Synthetic Aperture Radar (SAR) is used for ground mapping as well as target identification. SAR imaging methods combine the amplitude and phase information of radar returns from a sequence of transmitted pulses. These transmitted pulses are from a relatively small antenna on a moving platform. As the platform moves, the information reflected from the sequence of pulses is combined to arrive at a high resolution SAR image.
The plurality of sequential returns creating a SAR image generated by the transmitted pulses along a presumed known path of the platform make up an array. Theoretically, during the array, amplitude as well as phase information returned from each of the pulses, for each of many range bins, is preserved. The SAR image is formed from the coherent combination of the amplitude and phase of return(s) within each range bin, motion compensated for spatial displacement of the moving platform during the acquisition of the returns for the duration of the array.
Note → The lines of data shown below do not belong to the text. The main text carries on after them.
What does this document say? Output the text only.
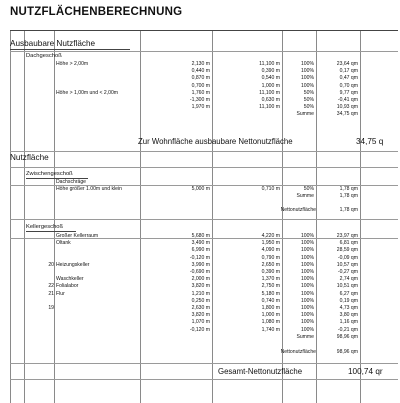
NUTZFLÄCHENBERECHNUNG
Ausbaubare Nutzfläche
Dachgeschoß
Höhe > 2,00m	2,130 m	11,100 m	100%	23,64 qm
0,440 m	0,390 m	100%	0,17 qm
0,870 m	0,540 m	100%	0,47 qm
0,700 m	1,000 m	100%	0,70 qm
Höhe > 1,00m und < 2,00m	1,760 m	11,100 m	50%	9,77 qm
-1,300 m	0,630 m	50%	-0,41 qm
1,970 m	11,100 m	50%	10,93 qm
Summe	34,75 qm
Zur Wohnfläche ausbaubare Nettonutzfläche	34,75 q
Nutzfläche
Zwischengeschoß
Dachschräge
Höhe größer 1.00m und klein	5,000 m	0,710 m	50%	1,78 qm
Summe	1,78 qm
Nettonutzfläche	1,78 qm
Kellergeschoß
Großer Kellerraum	5,680 m	4,220 m	100%	23,97 qm
Öltank	3,490 m	1,950 m	100%	6,81 qm
6,990 m	4,090 m	100%	28,59 qm
-0,120 m	0,790 m	100%	-0,09 qm
20 Heizungskeller	3,990 m	2,650 m	100%	10,57 qm
-0,690 m	0,390 m	100%	-0,27 qm
Waschkeller	2,000 m	1,370 m	100%	2,74 qm
22 Folialabor	3,820 m	2,750 m	100%	10,51 qm
21 Flur	1,210 m	5,180 m	100%	6,27 qm
0,250 m	0,740 m	100%	0,19 qm
19	2,630 m	1,800 m	100%	4,73 qm
3,820 m	1,000 m	100%	3,80 qm
1,070 m	1,080 m	100%	1,16 qm
-0,120 m	1,740 m	100%	-0,21 qm
Summe	98,96 qm
Nettonutzfläche	98,96 qm
Gesamt-Nettonutzfläche	100,74 qr
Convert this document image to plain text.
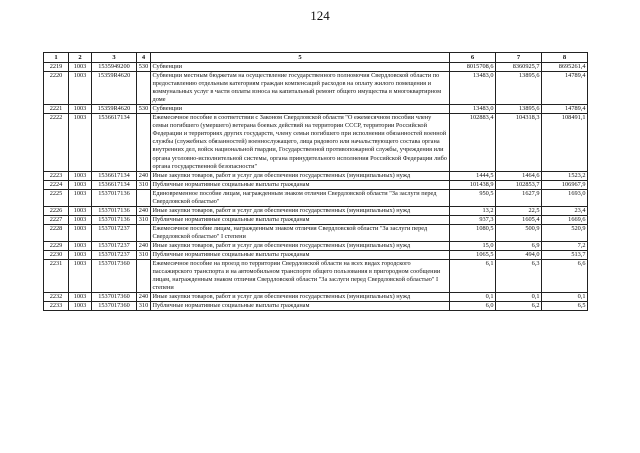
124
1	2	3	4	5	6	7	8
2219	1003	1535949200	530	Субвенции	8015708,6	8360925,7	8695261,4
2220	1003	15359R4620		Субвенции местным бюджетам на осуществление государственного полномочия Свердловской области по предоставлению отдельным категориям граждан компенсаций расходов на оплату жилого помещения и коммунальных услуг в части оплаты взноса на капитальный ремонт общего имущества в многоквартирном доме	13483,0	13895,6	14789,4
2221	1003	15359R4620	530	Субвенции	13483,0	13895,6	14789,4
2222	1003	1536617134		Ежемесячное пособие в соответствии с Законом Свердловской области "О ежемесячном пособии члену семьи погибшего (умершего) ветерана боевых действий на территории СССР, территории Российской Федерации и территориях других государств, члену семьи погибшего при исполнении обязанностей военной службы (служебных обязанностей) военнослужащего, лица рядового или начальствующего состава органа внутренних дел, войск национальной гвардии, Государственной противопожарной службы, учреждения или органа уголовно-исполнительной системы, органа принудительного исполнения Российской Федерации либо органа государственной безопасности"	102883,4	104318,3	108491,1
2223	1003	1536617134	240	Иные закупки товаров, работ и услуг для обеспечения государственных (муниципальных) нужд	1444,5	1464,6	1523,2
2224	1003	1536617134	310	Публичные нормативные социальные выплаты гражданам	101438,9	102853,7	106967,9
2225	1003	1537017136		Единовременное пособие лицам, награжденным знаком отличия Свердловской области "За заслуги перед Свердловской областью"	950,5	1627,9	1693,0
2226	1003	1537017136	240	Иные закупки товаров, работ и услуг для обеспечения государственных (муниципальных) нужд	13,2	22,5	23,4
2227	1003	1537017136	310	Публичные нормативные социальные выплаты гражданам	937,3	1605,4	1669,6
2228	1003	1537017237		Ежемесячное пособие лицам, награжденным знаком отличия Свердловской области "За заслуги перед Свердловской областью" I степени	1080,5	500,9	520,9
2229	1003	1537017237	240	Иные закупки товаров, работ и услуг для обеспечения государственных (муниципальных) нужд	15,0	6,9	7,2
2230	1003	1537017237	310	Публичные нормативные социальные выплаты гражданам	1065,5	494,0	513,7
2231	1003	1537017360		Ежемесячное пособие на проезд по территории Свердловской области на всех видах городского пассажирского транспорта и на автомобильном транспорте общего пользования в пригородном сообщении лицам, награжденным знаком отличия Свердловской области "За заслуги перед Свердловской областью" I степени	6,1	6,3	6,6
2232	1003	1537017360	240	Иные закупки товаров, работ и услуг для обеспечения государственных (муниципальных) нужд	0,1	0,1	0,1
2233	1003	1537017360	310	Публичные нормативные социальные выплаты гражданам	6,0	6,2	6,5
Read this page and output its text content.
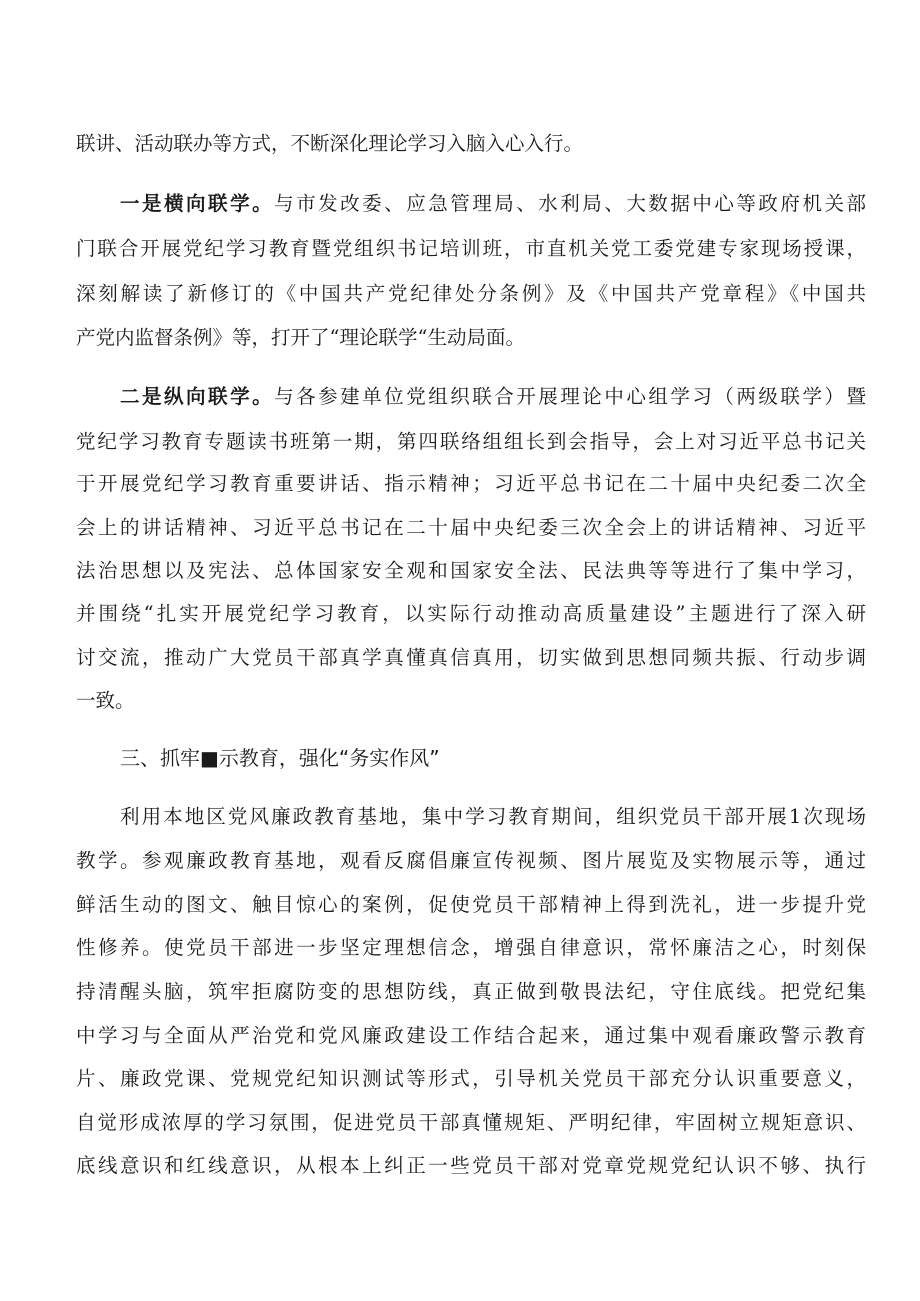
联讲、活动联办等方式，不断深化理论学习入脑入心入行。
一是横向联学。与市发改委、应急管理局、水利局、大数据中心等政府机关部
门联合开展党纪学习教育暨党组织书记培训班，市直机关党工委党建专家现场授课，
深刻解读了新修订的《中国共产党纪律处分条例》及《中国共产党章程》《中国共
产党内监督条例》等，打开了“理论联学“生动局面。
二是纵向联学。与各参建单位党组织联合开展理论中心组学习（两级联学）暨
党纪学习教育专题读书班第一期，第四联络组组长到会指导，会上对习近平总书记关
于开展党纪学习教育重要讲话、指示精神；习近平总书记在二十届中央纪委二次全
会上的讲话精神、习近平总书记在二十届中央纪委三次全会上的讲话精神、习近平
法治思想以及宪法、总体国家安全观和国家安全法、民法典等等进行了集中学习，
并围绕“扎实开展党纪学习教育，以实际行动推动高质量建设”主题进行了深入研
讨交流，推动广大党员干部真学真懂真信真用，切实做到思想同频共振、行动步调
一致。
三、抓牢■示教育，强化“务实作风”
利用本地区党风廉政教育基地，集中学习教育期间，组织党员干部开展1次现场
教学。参观廉政教育基地，观看反腐倡廉宣传视频、图片展览及实物展示等，通过
鲜活生动的图文、触目惊心的案例，促使党员干部精神上得到洗礼，进一步提升党
性修养。使党员干部进一步坚定理想信念，增强自律意识，常怀廉洁之心，时刻保
持清醒头脑，筑牢拒腐防变的思想防线，真正做到敬畏法纪，守住底线。把党纪集
中学习与全面从严治党和党风廉政建设工作结合起来，通过集中观看廉政警示教育
片、廉政党课、党规党纪知识测试等形式，引导机关党员干部充分认识重要意义，
自觉形成浓厚的学习氛围，促进党员干部真懂规矩、严明纪律，牢固树立规矩意识、
底线意识和红线意识，从根本上纠正一些党员干部对党章党规党纪认识不够、执行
One difficulty presented in SAR imaging occurs when a number of radar pulse returns forming the required sequence of returns in an array may be missing. The missing pulses may arise because of, for example, multi-mode operation wherein a different mode is entered during an array. The missing pulses within the partial array blur the resulting SAR image, obfuscating details thus rendering it of limited utility, necessitating restoration of the missing pulse returns. A second difficulty may occur when portions of radar pulse returns are corrupted due to interference or obstruction of the radar line-of-sight. In either case, the SAR image will benefit through supplying substitute data that minimizes phase discontinuities and allows the existing signals to propagate. In the descriptions and claims herein, “corrupted data” refers to regions of either missing data or data actively corrupted due to interference or obstruction.